Volume 17, Number 3—March 2011
Dispatch
Mycobacterium caprae Infection in Livestock and Wildlife, Spain
Abstract
Mycobacterium caprae is a pathogen that can infect animals and humans. To better understand the epidemiology of M. caprae, we spoligotyped 791 animal isolates. Results suggest infection is widespread in Spain, affecting 6 domestic and wild animal species. The epidemiology is driven by infections in caprids, although the organism has emerged in cattle.
Mycobacterium caprae is a cluster within the M. tuberculosis complex (Technical Appendix). This pathogen has been recognized mainly in central Europe, where it has been occasionally isolated from tuberculous lesions from cattle (1–5), pigs (4), red deer (Cervus elaphus) (4,5), and wild boars (Sus scrofa) (3).
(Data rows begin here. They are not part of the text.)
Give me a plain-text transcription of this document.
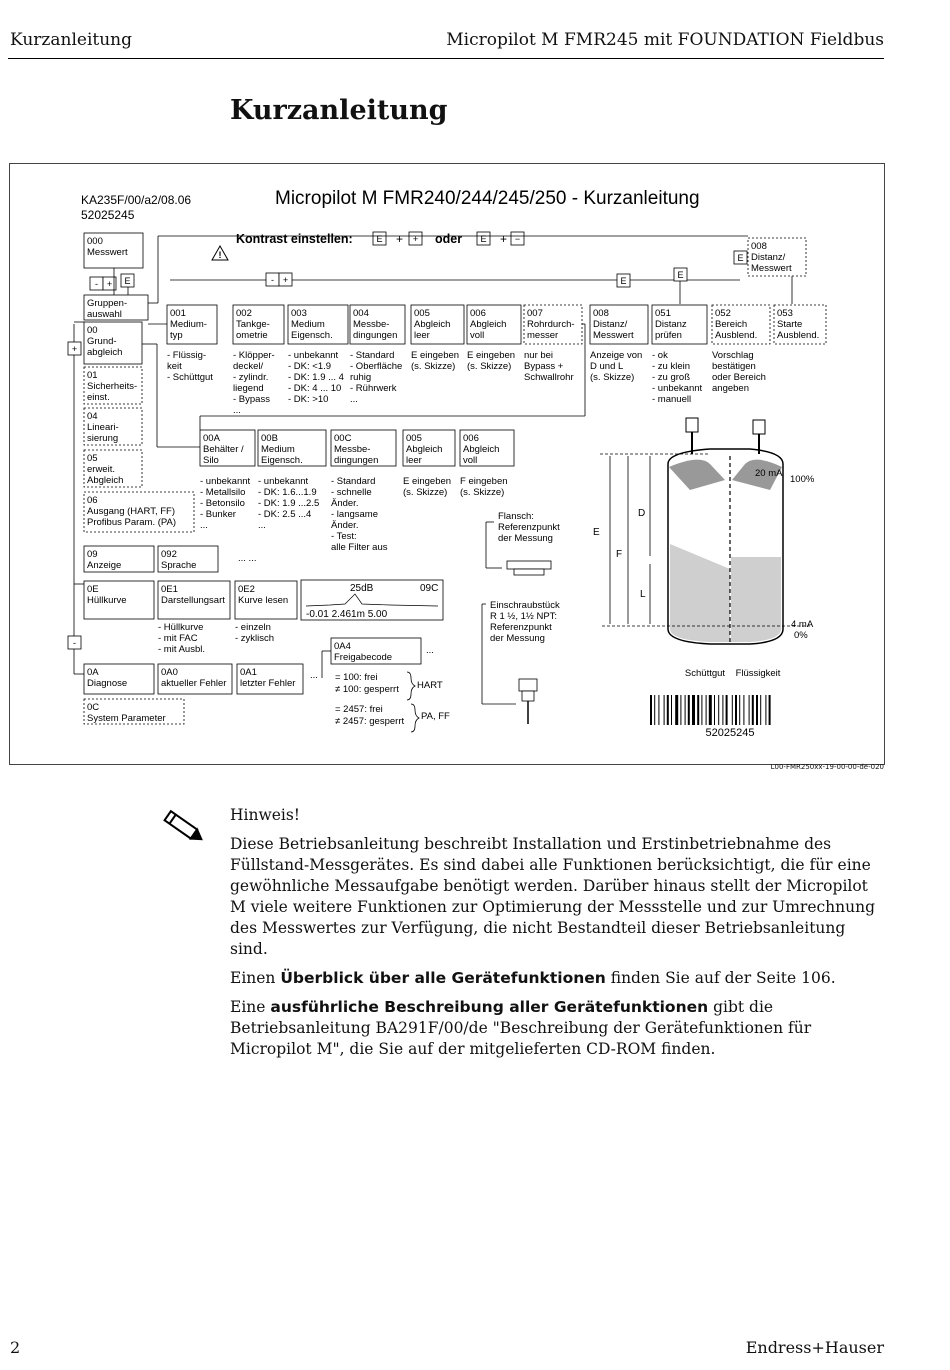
Kurzanleitung	Micropilot M FMR245 mit FOUNDATION Fieldbus
Kurzanleitung
KA235F/00/a2/08.06
52025245
Micropilot M FMR240/244/245/250 - Kurzanleitung
!
Kontrast einstellen:	E + + oder E + −
000
Messwert
- + E
Gruppen-
auswahl
00
Grund-
abgleich
01
Sicherheits-
einst.
04
Lineari-
sierung
05
erweit.
Abgleich
06
Ausgang (HART, FF)
Profibus Param. (PA)
09
Anzeige
092
Sprache
... ...
0E
Hüllkurve
0E1
Darstellungsart
0E2
Kurve lesen
0A
Diagnose
0A0
aktueller Fehler
0A1
letzter Fehler
0C
System Parameter
...
- Hüllkurve
- mit FAC
- mit Ausbl.
- einzeln
- zyklisch
+
-
25dB	09C
-0.01 2.461m 5.00
0A4
Freigabecode
...
= 100: frei
≠ 100: gesperrt HART
= 2457: frei
≠ 2457: gesperrt PA, FF
- +	E
E
E
008
Distanz/
Messwert
001
Medium-
typ
002
Tankge-
ometrie
003
Medium
Eigensch.
004
Messbe-
dingungen
005
Abgleich
leer
006
Abgleich
voll
007
Rohrdurch-
messer
008
Distanz/
Messwert
051
Distanz
prüfen
052
Bereich
Ausblend.
053
Starte
Ausblend.
- Flüssig-
keit
- Schüttgut
- Klöpper-
deckel/
- zylindr.
liegend
- Bypass
...
- unbekannt
- DK: <1.9
- DK: 1.9 ... 4
- DK: 4 ... 10
- DK: >10
- Standard
- Oberfläche
ruhig
- Rührwerk
...
E eingeben
(s. Skizze)
E eingeben
(s. Skizze)
nur bei
Bypass +
Schwallrohr
Anzeige von
D und L
(s. Skizze)
- ok
- zu klein
- zu groß
- unbekannt
- manuell
Vorschlag
bestätigen
oder Bereich
angeben
00A
Behälter /
Silo
00B
Medium
Eigensch.
00C
Messbe-
dingungen
005
Abgleich
leer
006
Abgleich
voll
- unbekannt
- Metallsilo
- Betonsilo
- Bunker
...
- unbekannt
- DK: 1.6...1.9
- DK: 1.9 ...2.5
- DK: 2.5 ...4
...
- Standard
- schnelle
Änder.
- langsame
Änder.
- Test:
alle Filter aus
E eingeben
(s. Skizze)
F eingeben
(s. Skizze)
Flansch:
Referenzpunkt
der Messung
Einschraubstück
R 1 ½, 1½ NPT:
Referenzpunkt
der Messung
20 mA
100%
4 mA
0%
E
F
D
L
Schüttgut Flüssigkeit
52025245
L00-FMR250xx-19-00-00-de-020

Hinweis!

Diese Betriebsanleitung beschreibt Installation und Erstinbetriebnahme des Füllstand-Messgerätes. Es sind dabei alle Funktionen berücksichtigt, die für eine gewöhnliche Messaufgabe benötigt werden. Darüber hinaus stellt der Micropilot M viele weitere Funktionen zur Optimierung der Messstelle und zur Umrechnung des Messwertes zur Verfügung, die nicht Bestandteil dieser Betriebsanleitung sind.

Einen Überblick über alle Gerätefunktionen finden Sie auf der Seite 106.

Eine ausführliche Beschreibung aller Gerätefunktionen gibt die Betriebsanleitung BA291F/00/de "Beschreibung der Gerätefunktionen für Micropilot M", die Sie auf der mitgelieferten CD-ROM finden.

2	Endress+Hauser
Its isolation from humans has also been described (3,6); often, a contact with livestock has been suggested as a likely means of transmission (5). To our knowledge, this pathogen has never been isolated outside continental Europe, except from a European patient in Australia (7) and a cow in Algeria (8).
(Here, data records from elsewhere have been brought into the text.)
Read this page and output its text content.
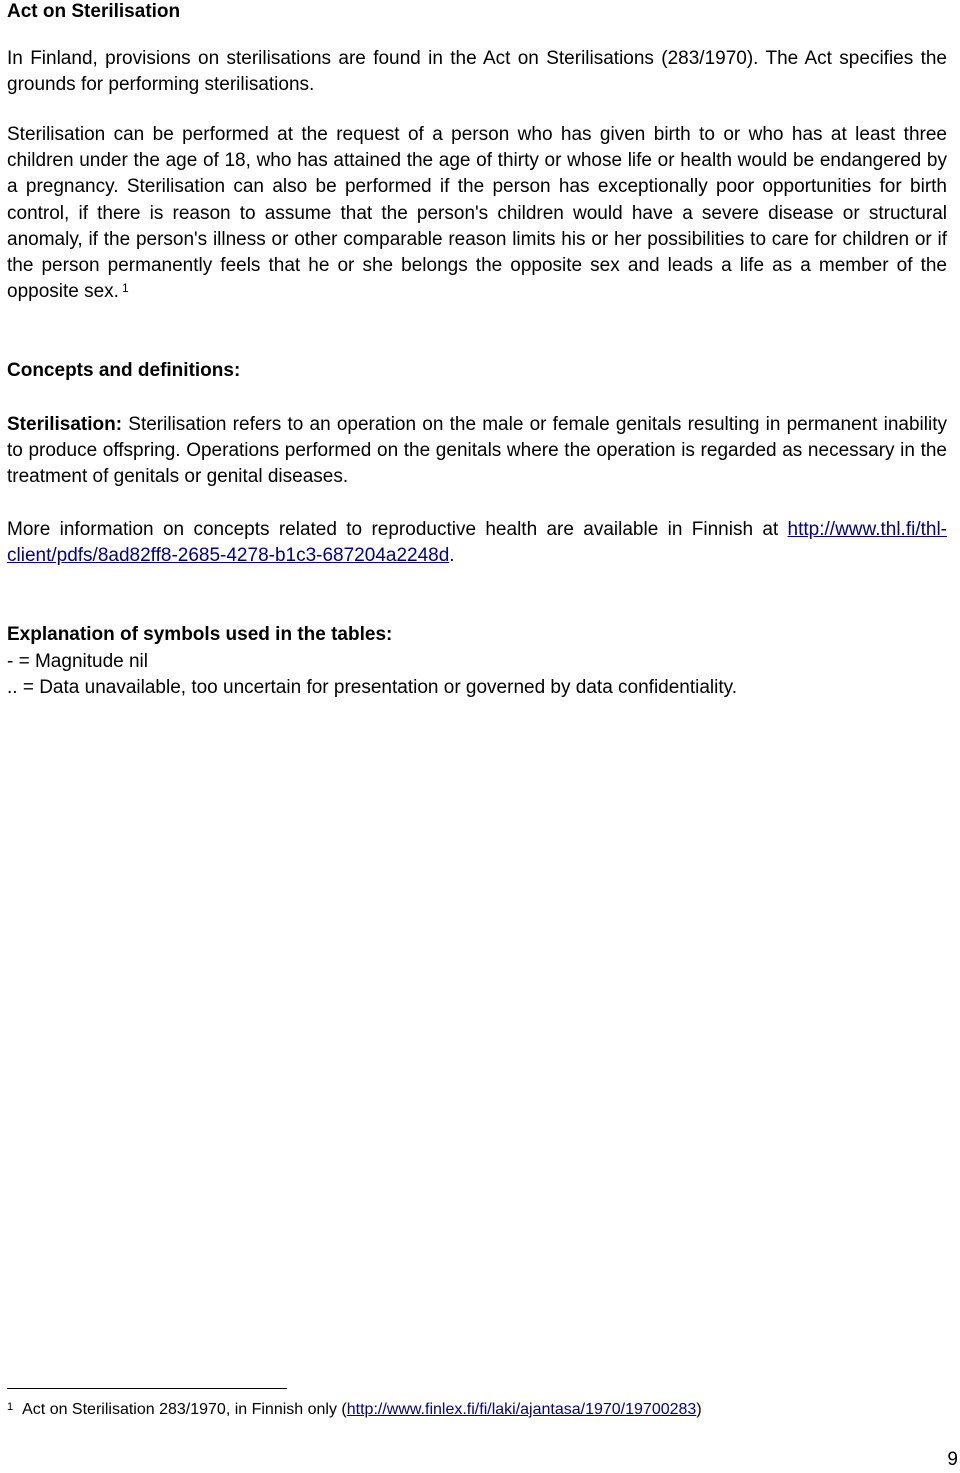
Act on Sterilisation

In Finland, provisions on sterilisations are found in the Act on Sterilisations (283/1970). The Act specifies the grounds for performing sterilisations.

Sterilisation can be performed at the request of a person who has given birth to or who has at least three children under the age of 18, who has attained the age of thirty or whose life or health would be endangered by a pregnancy. Sterilisation can also be performed if the person has exceptionally poor opportunities for birth control, if there is reason to assume that the person's children would have a severe disease or structural anomaly, if the person's illness or other comparable reason limits his or her possibilities to care for children or if the person permanently feels that he or she belongs the opposite sex and leads a life as a member of the opposite sex. $^1$

Concepts and definitions:

Sterilisation: Sterilisation refers to an operation on the male or female genitals resulting in permanent inability to produce offspring. Operations performed on the genitals where the operation is regarded as necessary in the treatment of genitals or genital diseases.

More information on concepts related to reproductive health are available in Finnish at http://www.thl.fi/thl-client/pdfs/8ad82ff8-2685-4278-b1c3-687204a2248d.

Explanation of symbols used in the tables:

- = Magnitude nil

.. = Data unavailable, too uncertain for presentation or governed by data confidentiality.

$^1$ Act on Sterilisation 283/1970, in Finnish only (http://www.finlex.fi/fi/laki/ajantasa/1970/19700283)
9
The combination of disease tracing and molecular typing is needed to understand the epidemiology of tuberculosis. This report describes the molecular epidemiology of M. caprae infection in Spain compared with other countries. We characterized M. caprae isolates from goats and other domestic and wild animals by spoligotyping (9). The relative contribution of each animal and its role in animal tuberculosis are discussed.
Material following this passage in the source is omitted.